J'ai payé la totalité, laissé un généreux pourboire et me suis enfui du restaurant avec une moue contrariée sur le visage. Sunoo ne connaît pas ses limites et ignore promptement les miennes, et ça le fait bien marrer de le voir me liquéfier sur place. Surtout en public.
Le froid glacial de New York m'agresse immédiatement et j'enroule l'écharpe de mon ami pour ne pas me prendre le vent de plein fouet. Si je peux encore m'éviter un rhume, ça m'arrangerait ! J'ai aussi espoir que la foule agglutinée sur les trottoirs permette de faire barrière. Un vendredi, c'est toujours bondé ! Surtout par les touristes qui se pavanent sur les passages piétons en se prenant en vidéo parce que c'est tendance de s'exhiber si facilement. Ou ceux qui s'arrête devant chaque rue peu attrayante pour se prendre en photo devant parce que «ça fait américain».
Maintenant agacé et embarrassé, tout m'agace et je deviens un vieux bougon avant l'heure. C'est terrible pour un jeune homme de mon âge !
Je m'excentre près d'une impasse pour me sortir de la foule, celle pile à côté du restaurant où les serveurs et cuisiniers sortent pour fumer. Personne n'y est à cette heure et j'en suis bien content ! Je peux m'isoler le temps de taper une insulte peu alléchante à l'intention du noiraud mesquin lorsqu'un :
«– Jungwon.»
Retentit au moment où je lui envoie. Je relève aussitôt les yeux, m'attendant à voir un camarade de classe dont je ne me souviens pas ou un collège danseur. Sauf que c'est un sportif d'un tout autre genre qui se trouve devant moi, les cheveux en pétard à cause du vent et les joues rosies par le froid.

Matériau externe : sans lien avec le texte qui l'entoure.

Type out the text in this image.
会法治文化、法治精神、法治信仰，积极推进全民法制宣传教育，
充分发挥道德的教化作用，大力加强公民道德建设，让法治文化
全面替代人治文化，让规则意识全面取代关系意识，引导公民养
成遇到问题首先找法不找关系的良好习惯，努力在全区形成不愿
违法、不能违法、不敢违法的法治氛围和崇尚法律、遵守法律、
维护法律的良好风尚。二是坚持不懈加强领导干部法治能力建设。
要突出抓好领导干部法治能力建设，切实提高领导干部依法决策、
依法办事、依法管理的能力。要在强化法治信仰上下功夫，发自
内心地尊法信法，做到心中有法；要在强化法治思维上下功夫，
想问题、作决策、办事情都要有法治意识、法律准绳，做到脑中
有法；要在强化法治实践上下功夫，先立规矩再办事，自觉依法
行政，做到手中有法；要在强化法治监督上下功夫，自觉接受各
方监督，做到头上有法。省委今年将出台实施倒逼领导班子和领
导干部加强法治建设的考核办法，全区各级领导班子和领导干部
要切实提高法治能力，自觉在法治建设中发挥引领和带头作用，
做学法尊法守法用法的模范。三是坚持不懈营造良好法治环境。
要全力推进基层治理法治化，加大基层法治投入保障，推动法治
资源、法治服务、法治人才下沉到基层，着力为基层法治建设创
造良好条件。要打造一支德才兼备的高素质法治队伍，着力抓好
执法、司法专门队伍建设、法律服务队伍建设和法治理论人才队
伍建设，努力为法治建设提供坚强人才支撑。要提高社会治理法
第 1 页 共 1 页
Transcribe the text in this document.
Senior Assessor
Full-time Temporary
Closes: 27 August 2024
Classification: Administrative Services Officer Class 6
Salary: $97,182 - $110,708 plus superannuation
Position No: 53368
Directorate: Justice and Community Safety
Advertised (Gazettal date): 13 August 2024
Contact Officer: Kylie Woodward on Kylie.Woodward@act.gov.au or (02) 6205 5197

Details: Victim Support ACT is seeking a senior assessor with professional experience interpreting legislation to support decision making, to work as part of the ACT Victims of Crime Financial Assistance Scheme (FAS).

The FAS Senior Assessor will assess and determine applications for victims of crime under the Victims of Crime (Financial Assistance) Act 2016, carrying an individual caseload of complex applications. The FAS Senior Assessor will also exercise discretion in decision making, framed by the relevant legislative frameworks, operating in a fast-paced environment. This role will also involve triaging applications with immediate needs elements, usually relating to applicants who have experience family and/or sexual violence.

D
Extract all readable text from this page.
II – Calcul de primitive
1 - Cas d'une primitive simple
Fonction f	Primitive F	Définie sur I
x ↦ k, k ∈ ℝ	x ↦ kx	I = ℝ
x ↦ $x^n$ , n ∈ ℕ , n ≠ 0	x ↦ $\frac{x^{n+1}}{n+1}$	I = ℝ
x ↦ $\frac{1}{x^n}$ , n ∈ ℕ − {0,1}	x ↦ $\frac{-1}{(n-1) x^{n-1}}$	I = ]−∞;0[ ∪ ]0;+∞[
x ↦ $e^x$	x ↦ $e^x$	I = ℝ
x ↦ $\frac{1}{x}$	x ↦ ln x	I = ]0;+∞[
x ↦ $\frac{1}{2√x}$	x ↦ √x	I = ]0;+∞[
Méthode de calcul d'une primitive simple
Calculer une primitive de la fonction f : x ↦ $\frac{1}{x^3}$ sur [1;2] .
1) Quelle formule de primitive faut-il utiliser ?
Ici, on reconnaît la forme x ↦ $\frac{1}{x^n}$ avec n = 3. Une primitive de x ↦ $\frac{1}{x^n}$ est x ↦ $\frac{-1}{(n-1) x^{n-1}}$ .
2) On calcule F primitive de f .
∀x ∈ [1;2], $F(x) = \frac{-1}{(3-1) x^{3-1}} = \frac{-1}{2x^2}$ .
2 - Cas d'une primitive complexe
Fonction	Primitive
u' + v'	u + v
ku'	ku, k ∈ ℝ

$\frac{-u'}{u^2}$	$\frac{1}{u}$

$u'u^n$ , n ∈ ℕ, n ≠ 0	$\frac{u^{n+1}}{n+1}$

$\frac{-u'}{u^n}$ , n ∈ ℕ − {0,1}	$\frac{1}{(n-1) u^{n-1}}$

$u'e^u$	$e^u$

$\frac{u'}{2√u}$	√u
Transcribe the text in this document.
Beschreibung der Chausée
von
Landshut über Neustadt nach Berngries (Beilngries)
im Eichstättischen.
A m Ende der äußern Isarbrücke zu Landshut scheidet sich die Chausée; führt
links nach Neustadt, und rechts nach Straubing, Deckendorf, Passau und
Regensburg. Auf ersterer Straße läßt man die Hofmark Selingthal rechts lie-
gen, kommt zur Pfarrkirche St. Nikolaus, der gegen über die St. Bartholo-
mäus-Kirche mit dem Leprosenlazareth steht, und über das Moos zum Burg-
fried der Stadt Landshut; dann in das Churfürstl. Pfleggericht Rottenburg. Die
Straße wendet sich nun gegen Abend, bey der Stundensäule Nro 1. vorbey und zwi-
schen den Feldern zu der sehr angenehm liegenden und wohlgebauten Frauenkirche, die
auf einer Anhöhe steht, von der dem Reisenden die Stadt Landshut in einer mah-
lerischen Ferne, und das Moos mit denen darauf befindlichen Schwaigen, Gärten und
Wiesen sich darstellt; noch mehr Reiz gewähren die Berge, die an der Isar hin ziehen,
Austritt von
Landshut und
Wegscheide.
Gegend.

«– Oh merde, le mec de la secte, je lâche avant de réfléchir.»
Très élégant de saluer une personne de cette manière, vous ne trouvez pas ? J'ai fais tilt deux secondes après, trop tard bien évidemment.
«– Enfin, je veux dire, le boxeur, je me rattrape maladroitement.»
Le jeune homme me regarde avec une pointe d'attendrissement et d'amusement, je ne vous fait pas part du ressenti de mon estomac quand j'ai osé croiser son regard ambré — je suis tout chose. Il est entièrement vêtu de noir aujourd'hui, contrastant avec la neige qui lui tombe sur le nez et ses piercing aux oreilles. Sauf qu'il ne porte qu'un tee-shirt moulant d'une marque sportive dont on voit la pub partout, sous une simple veste ample noir tout à fait mon style si je m'écoutais réellement.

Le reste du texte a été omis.